There is little doubt that the difficulties of Indigenous governance in the context of extremely limited self-determination have long been apparent to those who study the aftermath of Indigenous struggles in the post-colonial world. In Australia it is evident, for example, in lost economic and resource rights, ruptured social fabrics, diminished law, language and ceremony, ill health, broken families and extreme welfare dependency. It is not surprising then that some commentators, including influential Indigenous spokespersons, argue that direct intervention by the state is long overdue and is justified to end dysfunction. But in these unilateral interventions, government support for Indigenous self-governance and related capacity-building is noticeably absent.

Indigenous self-determination in Australia is now widely disparaged. It has failed to deliver expected improvements in socioeconomic outcomes and has been poorly implemented by governments (Hunt this volume, Chapter 2). While there are some examples of outstanding Indigenous governance success (Reconciliation Australia 2006, 2008), there are also examples that have tragically failed to provide for the most basic rights of the people they are meant to represent. A preoccupation with Indigenous governance failure and dysfunction, however, has taken hold among policy makers and commentators alike, to the point that Indigenous institutions and capacity are now commonly seen through the lens of a deficit model of, and a problem for, ‘good governance’.

Within this environment, Indigenous peoples in Australia have also been determined to increase their authority and capacity over their own affairs, resources and futures. They also point to the dysfunction and lack of governance capacity within governments as being equally relevant causal factors contributing to their poor community governance and socioeconomic disadvantage.

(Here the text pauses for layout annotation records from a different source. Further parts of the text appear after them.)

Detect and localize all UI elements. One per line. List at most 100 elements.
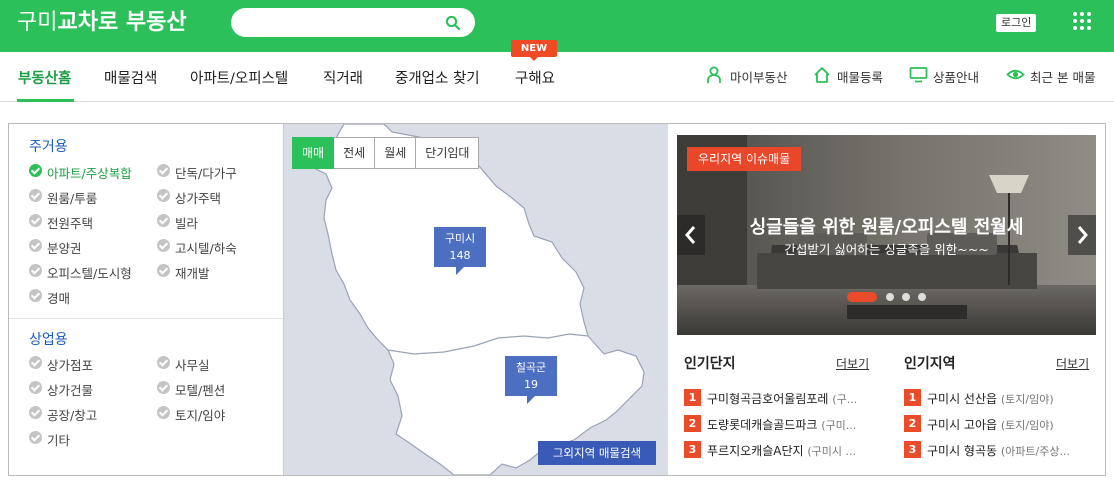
region-category: (토지/임야) xyxy=(1000,393,1054,406)
option-label: 고시텔/하숙 xyxy=(175,241,237,256)
eye-icon xyxy=(1006,69,1025,80)
region-map-shape xyxy=(313,124,645,475)
tab-monthly[interactable]: 월세 xyxy=(375,137,417,169)
check-icon xyxy=(29,164,42,177)
check-icon xyxy=(29,406,42,419)
check-icon xyxy=(29,264,42,277)
marker-region-name: 칠곡군 xyxy=(515,361,547,374)
pagination-dot[interactable] xyxy=(886,293,894,301)
search-icon[interactable] xyxy=(445,15,461,31)
chevron-left-icon xyxy=(685,226,696,244)
complex-location: (구미... xyxy=(821,419,857,432)
rank-number: 1 xyxy=(904,389,921,406)
option-label: 경매 xyxy=(47,291,71,306)
marker-region-name: 구미시 xyxy=(444,232,476,245)
check-icon xyxy=(157,406,170,419)
map-marker-chilgok[interactable]: 칠곡군 19 xyxy=(505,356,557,404)
pagination-dot[interactable] xyxy=(918,293,926,301)
option-label: 모텔/펜션 xyxy=(175,383,226,398)
check-icon xyxy=(157,189,170,202)
check-icon xyxy=(157,164,170,177)
option-label: 상가점포 xyxy=(47,358,94,373)
check-icon xyxy=(157,239,170,252)
option-label: 공장/창고 xyxy=(47,408,98,423)
banner-tag: 우리지역 이슈매물 xyxy=(687,147,802,171)
complex-location: (구미시 ... xyxy=(807,445,856,458)
nav-item-direct-deal[interactable]: 직거래 xyxy=(323,67,363,88)
check-icon xyxy=(157,214,170,227)
option-label: 원룸/투룸 xyxy=(47,191,98,206)
option-label: 단독/다가구 xyxy=(175,166,237,181)
check-icon xyxy=(29,356,42,369)
product-info-label: 상품안내 xyxy=(933,70,980,85)
banner-prev-button[interactable] xyxy=(677,215,705,255)
site-logo[interactable]: 구미교차로 부동산 xyxy=(17,9,187,37)
marker-pointer xyxy=(527,396,535,404)
region-name: 구미시 선산읍 xyxy=(927,392,998,406)
option-label: 아파트/주상복합 xyxy=(47,166,132,181)
nav-item-apartment[interactable]: 아파트/오피스텔 xyxy=(190,67,288,88)
popular-complex-more-link[interactable]: 더보기 xyxy=(836,355,869,372)
rank-number: 2 xyxy=(904,415,921,432)
option-label: 사무실 xyxy=(175,358,210,373)
option-label: 전원주택 xyxy=(47,216,94,231)
check-icon xyxy=(157,381,170,394)
nav-item-wanted[interactable]: 구해요 xyxy=(515,67,555,88)
nav-item-agency[interactable]: 중개업소 찾기 xyxy=(395,67,480,88)
rank-number: 3 xyxy=(684,441,701,458)
app-menu-icon[interactable] xyxy=(1073,12,1091,30)
tab-jeonse[interactable]: 전세 xyxy=(334,137,376,169)
pagination-dot[interactable] xyxy=(902,293,910,301)
top-bar: 구미교차로 부동산 로그인 xyxy=(0,0,1114,52)
complex-name: 푸르지오캐슬A단지 xyxy=(707,444,804,458)
login-button[interactable]: 로그인 xyxy=(996,14,1037,32)
complex-name: 도량롯데캐슬골드파크 xyxy=(707,418,818,432)
logo-brand: 교차로 부동산 xyxy=(57,10,187,35)
listing-register-label: 매물등록 xyxy=(837,70,884,85)
marker-count: 148 xyxy=(449,249,471,262)
option-label: 기타 xyxy=(47,433,71,448)
option-label: 상가주택 xyxy=(175,191,222,206)
chevron-right-icon xyxy=(1077,226,1088,244)
person-icon xyxy=(707,66,721,83)
option-label: 토지/임야 xyxy=(175,408,226,423)
banner-title: 싱글들을 위한 원룸/오피스텔 전월세 xyxy=(749,217,1024,238)
popular-region-more-link[interactable]: 더보기 xyxy=(1056,355,1089,372)
check-icon xyxy=(157,356,170,369)
tab-short-term[interactable]: 단기임대 xyxy=(416,137,480,169)
region-map[interactable]: 매매 전세 월세 단기임대 구미시 148 칠곡군 19 그외지역 매물검색 xyxy=(284,124,668,475)
complex-name: 구미형곡금호어울림포레 xyxy=(707,392,829,406)
deal-type-tabs: 매매 전세 월세 단기임대 xyxy=(292,137,480,169)
check-icon xyxy=(29,239,42,252)
my-realestate-label: 마이부동산 xyxy=(730,70,788,85)
popular-region-title: 인기지역 xyxy=(904,356,956,372)
check-icon xyxy=(29,431,42,444)
check-icon xyxy=(29,289,42,302)
popular-complex-title: 인기단지 xyxy=(684,356,736,372)
house-icon xyxy=(814,67,830,83)
pagination-dot-active[interactable] xyxy=(847,292,877,302)
search-input[interactable] xyxy=(231,8,475,37)
check-icon xyxy=(157,264,170,277)
rank-number: 2 xyxy=(684,415,701,432)
option-label: 빌라 xyxy=(175,216,199,231)
option-label: 분양권 xyxy=(47,241,82,256)
nav-item-home[interactable]: 부동산홈 xyxy=(18,67,71,88)
other-region-search-button[interactable]: 그외지역 매물검색 xyxy=(538,441,656,465)
check-icon xyxy=(29,189,42,202)
main-nav: 부동산홈 매물검색 아파트/오피스텔 직거래 중개업소 찾기 구해요 NEW 마… xyxy=(0,40,1114,102)
map-marker-gumi[interactable]: 구미시 148 xyxy=(434,227,486,275)
featured-banner[interactable]: 우리지역 이슈매물 싱글들을 위한 원룸/오피스텔 전월세 간섭받기 싫어하는 … xyxy=(677,135,1096,335)
complex-location: (구... xyxy=(832,393,858,406)
banner-next-button[interactable] xyxy=(1068,215,1096,255)
region-category: (토지/임야) xyxy=(1000,419,1054,432)
option-label: 상가건물 xyxy=(47,383,94,398)
residential-title: 주거용 xyxy=(29,139,68,155)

Partly as a result of these outcomes and public debates, the issue of governance and more particularly ‘good governance’ has come into greater prominence in Australian Indigenous affairs. As the concept of ‘good governance’ has rapidly transferred from the arena of international development and corporate management into policy making and bureaucratic language, some State and Territory governments have shown an interest in paying attention to Indigenous governance, but have found implementation difficult; their own capacities have been challenged by the task. The issue of governance also preoccupies Indigenous communities, organisations and leaders who have been bitterly disappointed with the political rhetoric and institutional failures of the Australian state over many decades. Indigenous groups are increasingly considering whether governance offers them an avenue to greater self-determination, when the official policy by that name did not, and while many remain so dependent on the state.

Getting governance right is gradually being recognised by both Indigenous and non-Indigenous Australians as fundamental to improving Indigenous well-being and generating sustained socioeconomic development. But its introduction into Australia has been loaded with unrealistic expectations and contradictory assumptions. There is little critical understanding or consensus about its meaning, or how effective governance in Indigenous communities and regions might be developed, so that people talking about governance are often ‘talking past each other’, as Thorburn’s chapter (Chapter 13) in this volume illustrates.